With another adaptation failing at SyFy it’s time shift gears.
The science-fiction cable giant, SyFy needs to rethink their strategy. The odds of them ever landing a major science fiction brand like Star Trek or Star Wars is extremely unlikely, at least at the moment, and with the constant failures of the comic book adaptation, the network needs to stop thinking of established franchises and go back to bulk-ordering original series. Just look at the series like Krypton, Happy!, Deadly Class, Dark Matter, and now Vagrant Queen has all been canceled after one or two seasons respectively. Other shows based off of novels like Nightflyers, Hunters and The Expanse all saw three seasons or less.
Since the end of Haven, which seemed to conclude a golden era of sci-fi series on the cable giant, 34 shows have come to a conclusion on the network. One, Ghost Hunter, ran for more than a decade (13 seasons). Two more are still running (SmackDown and NXT) just on different outlets. Of the rest, only six have hit four seasons or more; Lost Girl, Continuum, Killjoys, The Magicians, Z Nation, Channel Zero, and Van Helsing.
Besides all seven of those shos lasting for more than three seasons, the only other thing they have in common is that they’re ending or have already ended. Meaning that the only active show that SyFy has on its lineup is Wynonna Earp.
What is coming next? Well Resident Alien, another comic series. There’s Five Ghosts, another comic series. Then there are the reboots in Chucky, Nightbreed, and Night Gallery.
Will these shows pan out? Probably not and why? Well, as Deadline put it;
….following the blockbuster success of The Magicians, the network scaled back on unscripted fare, instead making a major investment in premium scripted content with a focus on edgy, younger-skewing shows with offbeat, quirky, off-kilter sensibility, like breakout hit Happy!, the just premiered Deadly Class, upcoming animated late-night program Alien News Desk — also from Saturday Night Live producer Broadway Video — and the Resident Alien pilot.
See, that’s the problem. Trend following. Yes, Magicians was really good – for that one season – but to put your entire network into that basket is a bad idea. Also note, three of those shows (Deadly Class, Alien News Desk, and Happy!) have already been canceled due to poor ratings. That Deadline article is only 18 months old.
Clearly the “let’s do everything like Magicians” idea has failed.
Now, this isn’t to say that there aren’t possibilities that another adaptation can work. It just won’t work anytime soon. This happens all the time. For every Star Wars, there’s a Starcrash. For every The Magicians there’s a Vagrant Queen. Now, that’s not a shot at the show’s quality, I never watched it and have only heard great things about it. The only reason it’s brought up is to show that following trends don’t work; usually.
The best idea one can go with is to revert back to original programming ideas and stay away from the same type of source material. Which in itself is hard to pull off for the network. Sure, Killjoys lasted a while and Wynonna Earp is still going strong(-ish, season four could be it’s last) but things need to change.

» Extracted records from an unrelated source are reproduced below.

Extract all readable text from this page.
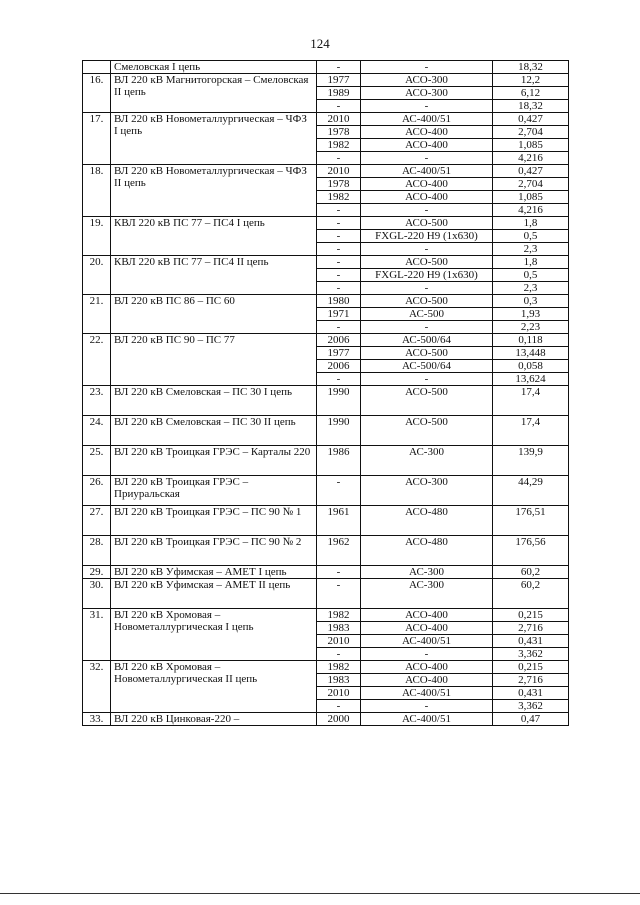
124
	Смеловская I цепь	-	-	18,32
16.	ВЛ 220 кВ Магнитогорская – Смеловская II цепь	1977	АСО-300	12,2
		1989	АСО-300	6,12
		-	-	18,32
17.	ВЛ 220 кВ Новометаллургическая – ЧФЗ I цепь	2010	АС-400/51	0,427
		1978	АСО-400	2,704
		1982	АСО-400	1,085
		-	-	4,216
18.	ВЛ 220 кВ Новометаллургическая – ЧФЗ II цепь	2010	АС-400/51	0,427
		1978	АСО-400	2,704
		1982	АСО-400	1,085
		-	-	4,216
19.	КВЛ 220 кВ ПС 77 – ПС4 I цепь	-	АСО-500	1,8
		-	FXGL-220 Н9 (1х630)	0,5
		-	-	2,3
20.	КВЛ 220 кВ ПС 77 – ПС4 II цепь	-	АСО-500	1,8
		-	FXGL-220 Н9 (1х630)	0,5
		-	-	2,3
21.	ВЛ 220 кВ ПС 86 – ПС 60	1980	АСО-500	0,3
		1971	АС-500	1,93
		-	-	2,23
22.	ВЛ 220 кВ ПС 90 – ПС 77	2006	АС-500/64	0,118
		1977	АСО-500	13,448
		2006	АС-500/64	0,058
		-	-	13,624
23.	ВЛ 220 кВ Смеловская – ПС 30 I цепь	1990	АСО-500	17,4
24.	ВЛ 220 кВ Смеловская – ПС 30 II цепь	1990	АСО-500	17,4
25.	ВЛ 220 кВ Троицкая ГРЭС – Карталы 220	1986	АС-300	139,9
26.	ВЛ 220 кВ Троицкая ГРЭС – Приуральская	-	АСО-300	44,29
27.	ВЛ 220 кВ Троицкая ГРЭС – ПС 90 № 1	1961	АСО-480	176,51
28.	ВЛ 220 кВ Троицкая ГРЭС – ПС 90 № 2	1962	АСО-480	176,56
29.	ВЛ 220 кВ Уфимская – АМЕТ I цепь	-	АС-300	60,2
30.	ВЛ 220 кВ Уфимская – АМЕТ II цепь	-	АС-300	60,2
31.	ВЛ 220 кВ Хромовая – Новометаллургическая I цепь	1982	АСО-400	0,215
		1983	АСО-400	2,716
		2010	АС-400/51	0,431
		-	-	3,362
32.	ВЛ 220 кВ Хромовая – Новометаллургическая II цепь	1982	АСО-400	0,215
		1983	АСО-400	2,716
		2010	АС-400/51	0,431
		-	-	3,362
33.	ВЛ 220 кВ Цинковая-220 –	2000	АС-400/51	0,47
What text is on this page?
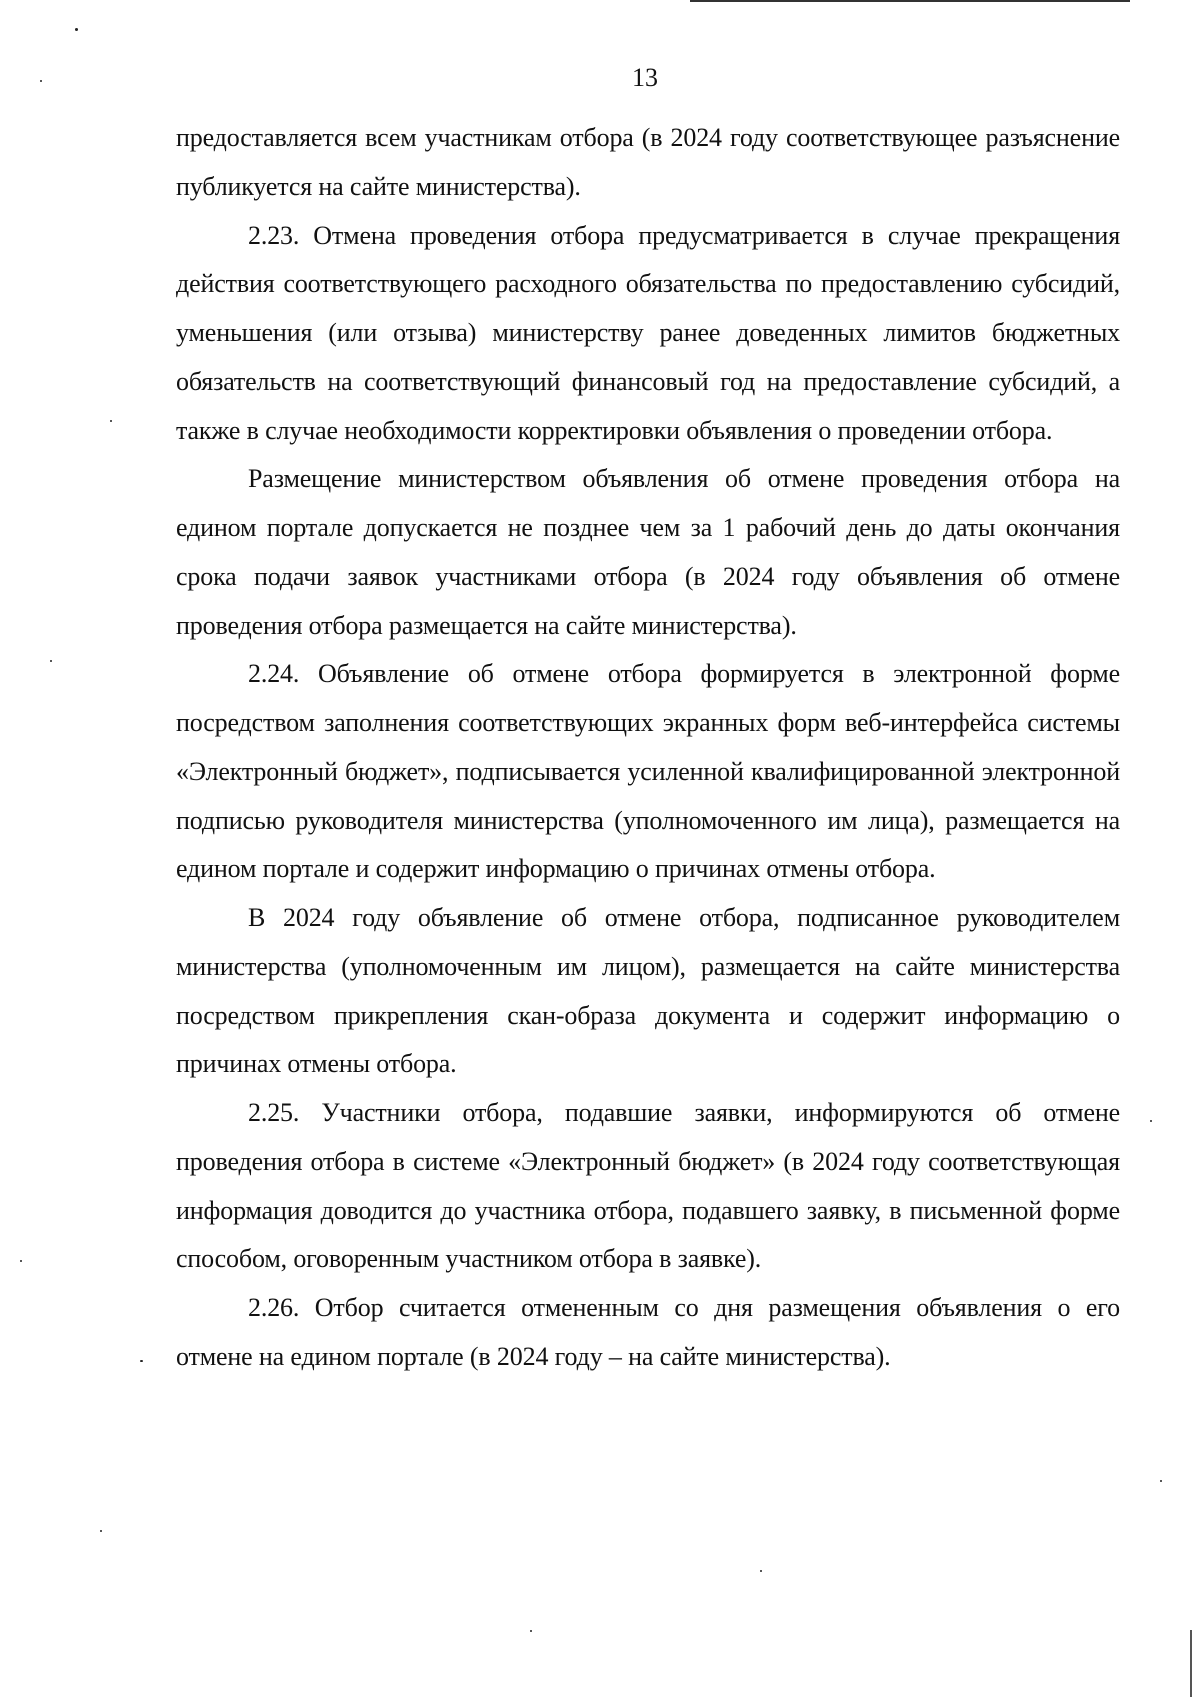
13

предоставляется всем участникам отбора (в 2024 году соответствующее разъяснение публикуется на сайте министерства).

2.23. Отмена проведения отбора предусматривается в случае прекращения действия соответствующего расходного обязательства по предоставлению субсидий, уменьшения (или отзыва) министерству ранее доведенных лимитов бюджетных обязательств на соответствующий финансовый год на предоставление субсидий, а также в случае необходимости корректировки объявления о проведении отбора.

Размещение министерством объявления об отмене проведения отбора на едином портале допускается не позднее чем за 1 рабочий день до даты окончания срока подачи заявок участниками отбора (в 2024 году объявления об отмене проведения отбора размещается на сайте министерства).

2.24. Объявление об отмене отбора формируется в электронной форме посредством заполнения соответствующих экранных форм веб-интерфейса системы «Электронный бюджет», подписывается усиленной квалифицированной электронной подписью руководителя министерства (уполномоченного им лица), размещается на едином портале и содержит информацию о причинах отмены отбора.

В 2024 году объявление об отмене отбора, подписанное руководителем министерства (уполномоченным им лицом), размещается на сайте министерства посредством прикрепления скан-образа документа и содержит информацию о причинах отмены отбора.

2.25. Участники отбора, подавшие заявки, информируются об отмене проведения отбора в системе «Электронный бюджет» (в 2024 году соответствующая информация доводится до участника отбора, подавшего заявку, в письменной форме способом, оговоренным участником отбора в заявке).

2.26. Отбор считается отмененным со дня размещения объявления о его отмене на едином портале (в 2024 году – на сайте министерства).
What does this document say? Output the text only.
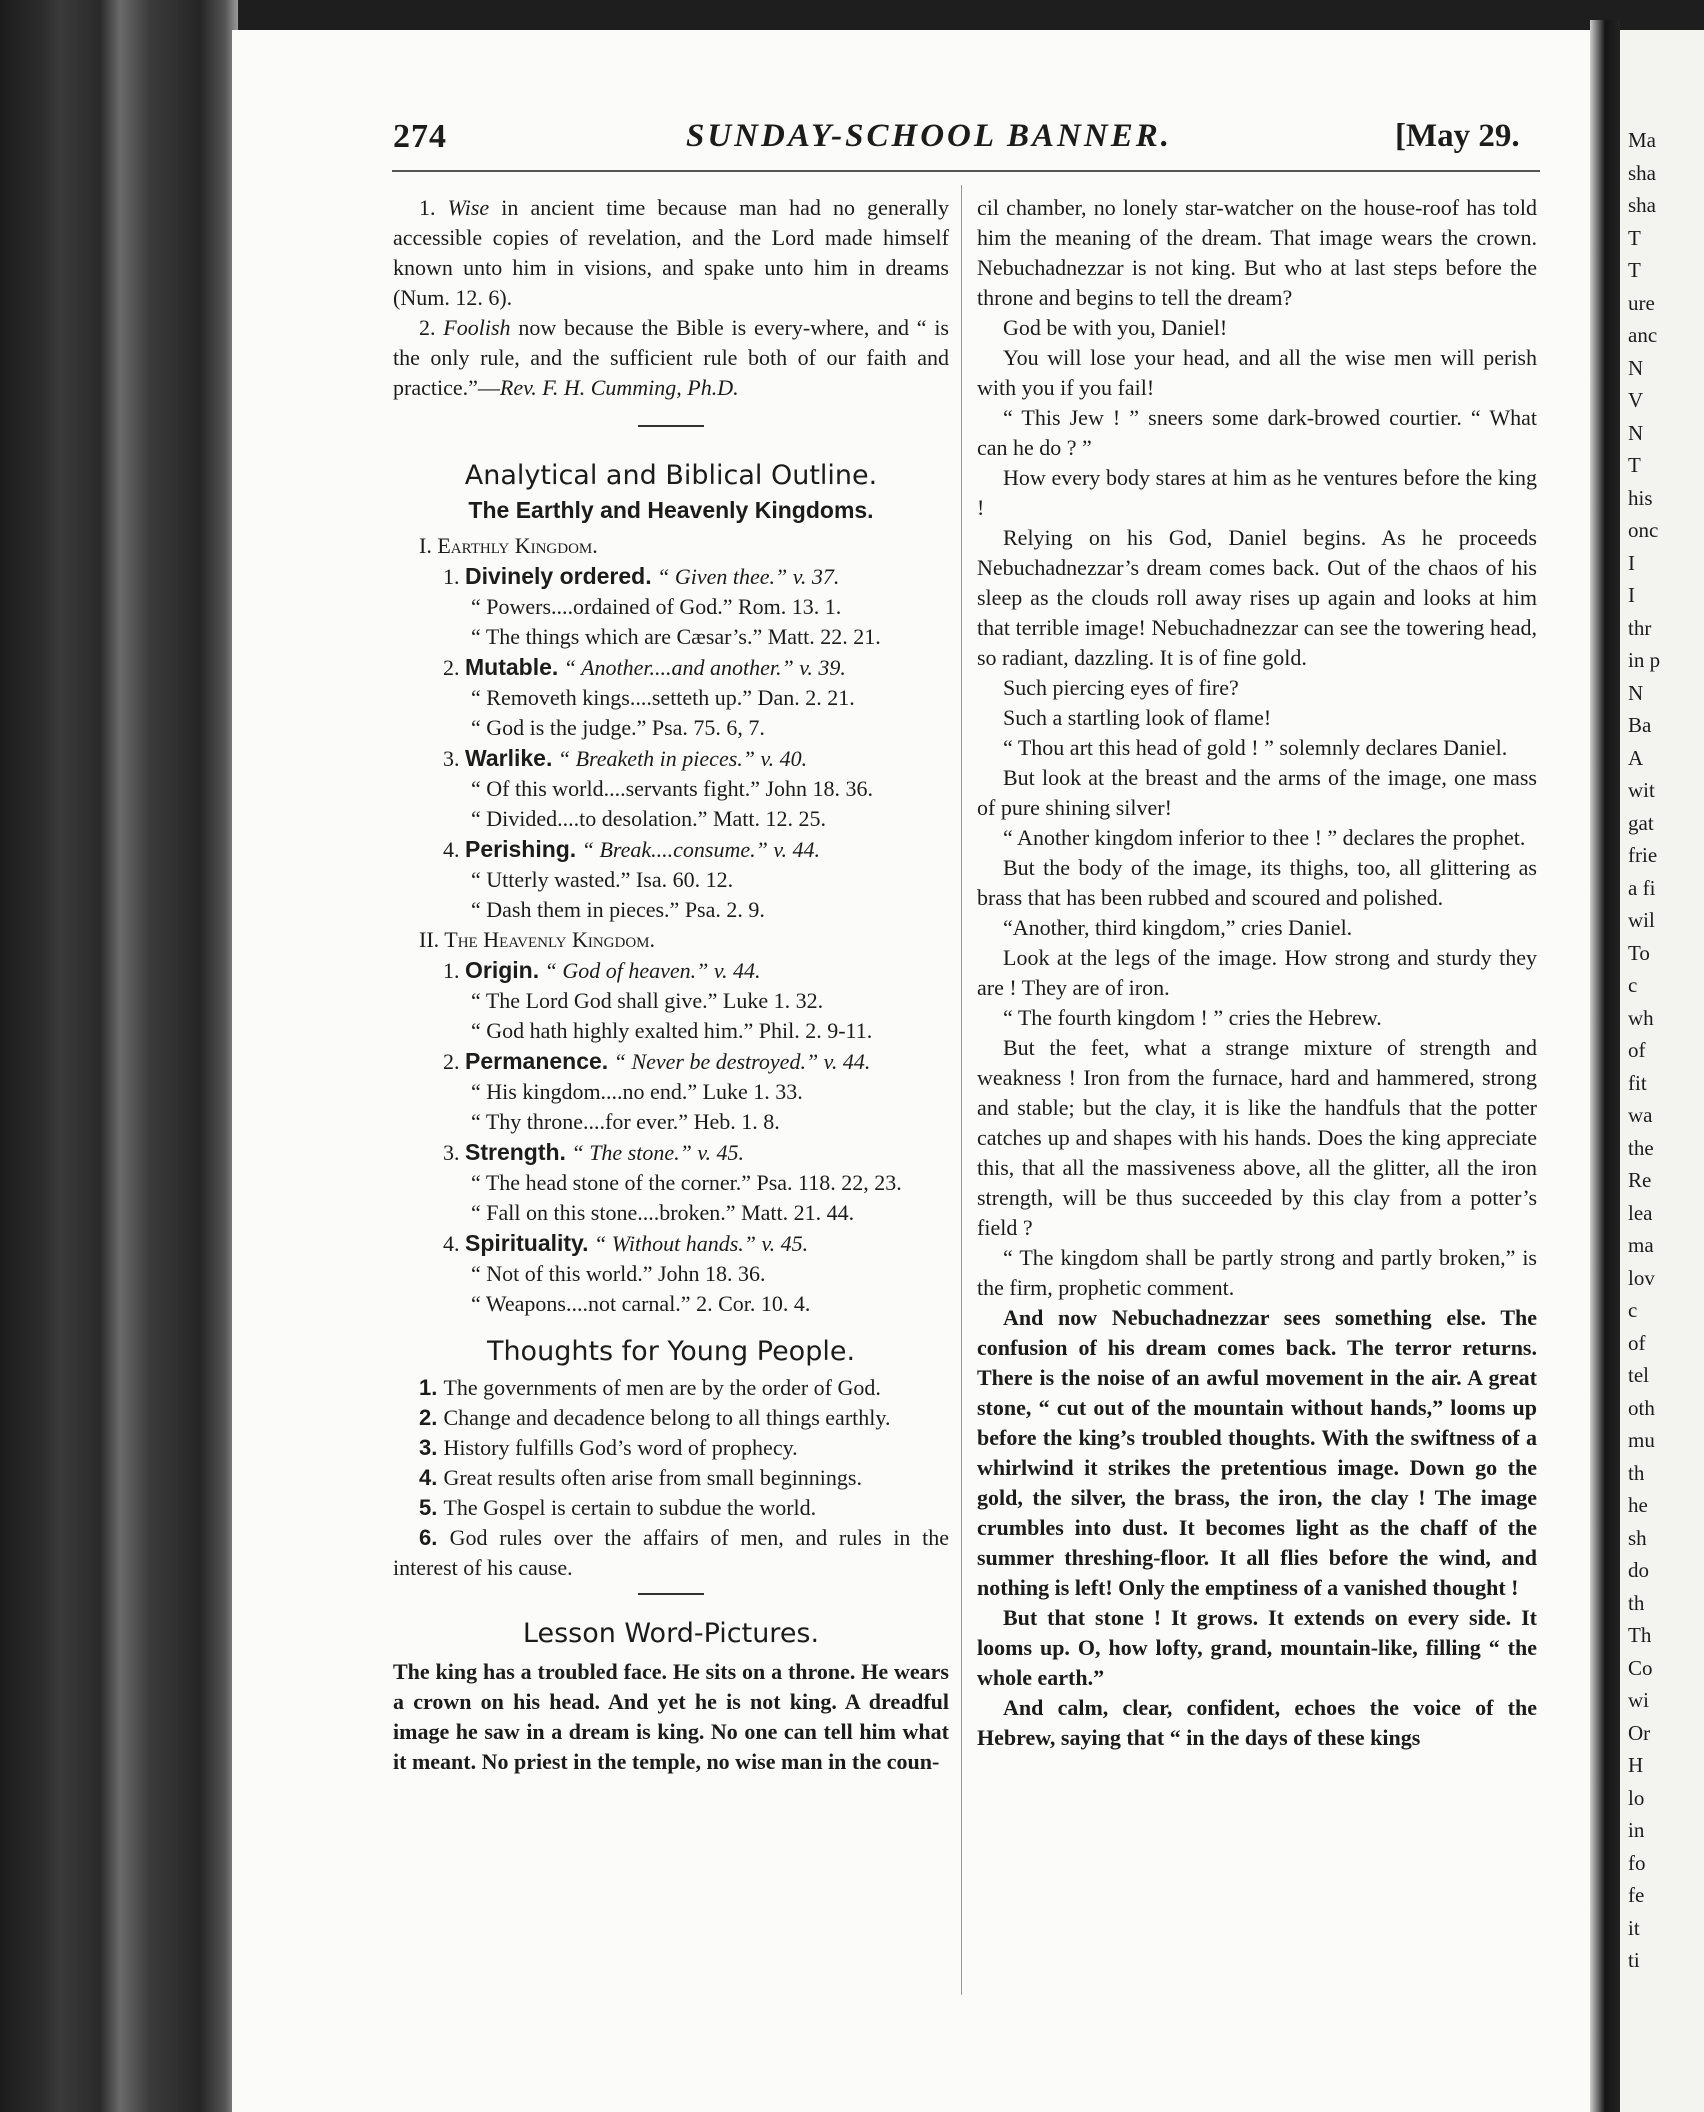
Ma
sha
sha
T
T
ure
anc
N
V
N
T
his
onc
I
I
thr
in p
N
Ba
A
wit
gat
frie
a fi
wil
To
c
wh
of
fit
wa
the
Re
lea
ma
lov
c
of
tel
oth
mu
th
he
sh
do
th
Th
Co
wi
Or
H
lo
in
fo
fe
it
ti
274	SUNDAY-SCHOOL BANNER.	[May 29.

1. Wise in ancient time because man had no generally accessible copies of revelation, and the Lord made himself known unto him in visions, and spake unto him in dreams (Num. 12. 6).

2. Foolish now because the Bible is every-where, and “ is the only rule, and the sufficient rule both of our faith and practice.”—Rev. F. H. Cumming, Ph.D.

Analytical and Biblical Outline.

The Earthly and Heavenly Kingdoms.

I. Earthly Kingdom.

1. Divinely ordered. “ Given thee.” v. 37.

“ Powers....ordained of God.” Rom. 13. 1.

“ The things which are Cæsar’s.” Matt. 22. 21.

2. Mutable. “ Another....and another.” v. 39.

“ Removeth kings....setteth up.” Dan. 2. 21.

“ God is the judge.” Psa. 75. 6, 7.

3. Warlike. “ Breaketh in pieces.” v. 40.

“ Of this world....servants fight.” John 18. 36.

“ Divided....to desolation.” Matt. 12. 25.

4. Perishing. “ Break....consume.” v. 44.

“ Utterly wasted.” Isa. 60. 12.

“ Dash them in pieces.” Psa. 2. 9.

II. The Heavenly Kingdom.

1. Origin. “ God of heaven.” v. 44.

“ The Lord God shall give.” Luke 1. 32.

“ God hath highly exalted him.” Phil. 2. 9-11.

2. Permanence. “ Never be destroyed.” v. 44.

“ His kingdom....no end.” Luke 1. 33.

“ Thy throne....for ever.” Heb. 1. 8.

3. Strength. “ The stone.” v. 45.

“ The head stone of the corner.” Psa. 118. 22, 23.

“ Fall on this stone....broken.” Matt. 21. 44.

4. Spirituality. “ Without hands.” v. 45.

“ Not of this world.” John 18. 36.

“ Weapons....not carnal.” 2. Cor. 10. 4.

Thoughts for Young People.

1. The governments of men are by the order of God.

2. Change and decadence belong to all things earthly.

3. History fulfills God’s word of prophecy.

4. Great results often arise from small beginnings.

5. The Gospel is certain to subdue the world.

6. God rules over the affairs of men, and rules in the interest of his cause.

Lesson Word-Pictures.

The king has a troubled face. He sits on a throne. He wears a crown on his head. And yet he is not king. A dreadful image he saw in a dream is king. No one can tell him what it meant. No priest in the temple, no wise man in the coun-

cil chamber, no lonely star-watcher on the house-roof has told him the meaning of the dream. That image wears the crown. Nebuchadnezzar is not king. But who at last steps before the throne and begins to tell the dream?

God be with you, Daniel!

You will lose your head, and all the wise men will perish with you if you fail!

“ This Jew ! ” sneers some dark-browed courtier. “ What can he do ? ”

How every body stares at him as he ventures before the king !

Relying on his God, Daniel begins. As he proceeds Nebuchadnezzar’s dream comes back. Out of the chaos of his sleep as the clouds roll away rises up again and looks at him that terrible image! Nebuchadnezzar can see the towering head, so radiant, dazzling. It is of fine gold.

Such piercing eyes of fire?

Such a startling look of flame!

“ Thou art this head of gold ! ” solemnly declares Daniel.

But look at the breast and the arms of the image, one mass of pure shining silver!

“ Another kingdom inferior to thee ! ” declares the prophet.

But the body of the image, its thighs, too, all glittering as brass that has been rubbed and scoured and polished.

“Another, third kingdom,” cries Daniel.

Look at the legs of the image. How strong and sturdy they are ! They are of iron.

“ The fourth kingdom ! ” cries the Hebrew.

But the feet, what a strange mixture of strength and weakness ! Iron from the furnace, hard and hammered, strong and stable; but the clay, it is like the handfuls that the potter catches up and shapes with his hands. Does the king appreciate this, that all the massiveness above, all the glitter, all the iron strength, will be thus succeeded by this clay from a potter’s field ?

“ The kingdom shall be partly strong and partly broken,” is the firm, prophetic comment.

And now Nebuchadnezzar sees something else. The confusion of his dream comes back. The terror returns. There is the noise of an awful movement in the air. A great stone, “ cut out of the mountain without hands,” looms up before the king’s troubled thoughts. With the swiftness of a whirlwind it strikes the pretentious image. Down go the gold, the silver, the brass, the iron, the clay ! The image crumbles into dust. It becomes light as the chaff of the summer threshing-floor. It all flies before the wind, and nothing is left! Only the emptiness of a vanished thought !

But that stone ! It grows. It extends on every side. It looms up. O, how lofty, grand, mountain-like, filling “ the whole earth.”

And calm, clear, confident, echoes the voice of the Hebrew, saying that “ in the days of these kings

The targe demo and the type of show might be the problem. The flashy, stylish, and “modern” type of show may not be what this brand should be about. Think about the Hallmark Channel. They’re dominating the ratings. Not just in the average viewers, but they’re doing better in the 18-49 demo than most networks. Namely CW and SyFy channel. The two channels that cater exclusively to that demo.
Maybe it’s time for SyFy to stop trying to target the teens and 20-somethings and just go back to making good shows and hope that demo tunes in. Eureka and Battlestar Galactica weren’t made for tweens and their ilk, they were just made to be good. That’s why people found them. Pandering, catering, whatever you want to call it, has a shelflife.
When Hallmark is getting more of that 18-49 demo than you, it’s time to rethink your delivery. Stop trying to be the “cool” channel and just go back to making compelling series that fans can relate to. It worked before, it’ll work again.